With the 2021 tax year upon us, there are numerous questions about the tax implications of eligible dividends for both businesses and individuals. As a tax expert in Surrey British Columbia Canada, I would like to provide a comprehensive overview of eligible dividends, their advantages and disadvantages, and the tax benefits for both corporations who pay and individuals who receive these dividends.
Defining Eligible Dividends
Eligible dividends are distributions by a Canadian Controlled Private Corporation (CCPC) to its shareholders. These dividends differ from regular dividends, as they qualify for a lower amount of tax due to the refundable dividend tax on hand (RDTOH) account.
When Are Eligible Dividends Available to Pay?
Eligible dividends are available to pay when a corporation earns sufficient taxable income that is not subject to the small business deduction. The RDTOH account must have sufficient funds to pay the eligible dividend.
Who Can Eligible Dividends Be Paid To?
Eligible dividends can be paid to individuals, trusts, and corporations.
Pros and Cons of Paying Eligible Dividends
In general, the biggest advantage of paying eligible dividends to shareholders is that shareholders receive a tax credit, as well as a reduction of the amount of income tax they pay. On the other hand, the significant disadvantage of paying eligible dividends is that shareholders must declare the dividend as income, so the corporation will be taxed on the dividends with a lower rate than if regular dividends were paid. Additionally, the corporation must pay dividend withholding tax on the dividends paid.
What Are the Tax Benefits of Paying Eligible Dividends?
For corporations, eligible dividends provide the benefit of a lower effective tax rate on corporate income, which results in an increase in after-tax income. At the same time, the shareholder receives a tax credit that can be used to reduce the overall tax paid on the dividends.
For individuals, eligible dividends provide a tax credit that can be used to offset taxes owing on other income. Furthermore, the tax credit can be carried back and applied against the previous year’s taxes and any unused amount can be carried forward and applied to taxes due in the future.

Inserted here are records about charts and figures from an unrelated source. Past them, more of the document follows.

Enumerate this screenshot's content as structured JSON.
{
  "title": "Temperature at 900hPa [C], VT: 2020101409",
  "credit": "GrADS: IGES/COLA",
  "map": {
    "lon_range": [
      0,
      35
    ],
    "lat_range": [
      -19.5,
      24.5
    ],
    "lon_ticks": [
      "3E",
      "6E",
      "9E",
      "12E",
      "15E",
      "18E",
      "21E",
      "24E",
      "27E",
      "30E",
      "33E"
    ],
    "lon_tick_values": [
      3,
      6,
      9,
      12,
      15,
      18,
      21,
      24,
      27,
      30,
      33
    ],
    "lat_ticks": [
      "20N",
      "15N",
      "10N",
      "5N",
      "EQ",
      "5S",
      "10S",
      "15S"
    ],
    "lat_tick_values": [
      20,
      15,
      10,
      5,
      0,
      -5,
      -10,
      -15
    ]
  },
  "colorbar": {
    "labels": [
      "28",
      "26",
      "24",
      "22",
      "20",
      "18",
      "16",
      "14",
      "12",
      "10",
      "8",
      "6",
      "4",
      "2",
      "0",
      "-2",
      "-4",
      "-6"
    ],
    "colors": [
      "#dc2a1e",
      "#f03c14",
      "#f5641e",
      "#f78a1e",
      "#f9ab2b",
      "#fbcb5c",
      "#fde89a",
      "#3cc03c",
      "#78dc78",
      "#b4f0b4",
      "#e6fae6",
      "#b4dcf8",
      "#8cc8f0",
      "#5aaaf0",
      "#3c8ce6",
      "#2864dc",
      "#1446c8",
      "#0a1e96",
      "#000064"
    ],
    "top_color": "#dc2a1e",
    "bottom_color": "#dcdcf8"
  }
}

In 2021, eligible dividends are subject to the personal dividend tax credit at a rate of 38.333%. This rate applies to any eligible dividends received in tax years from 2020 to 2023.
In conclusion, eligible dividends are an advantageous form of corporate income distribution for corporations and individuals if the company has sufficient taxable income and funds in their RDTOH account. By understanding the nuances and pros and cons of paying eligible dividends, small businesses in Surrey British Columbia Canada can ensure they make informed decisions in the years ahead.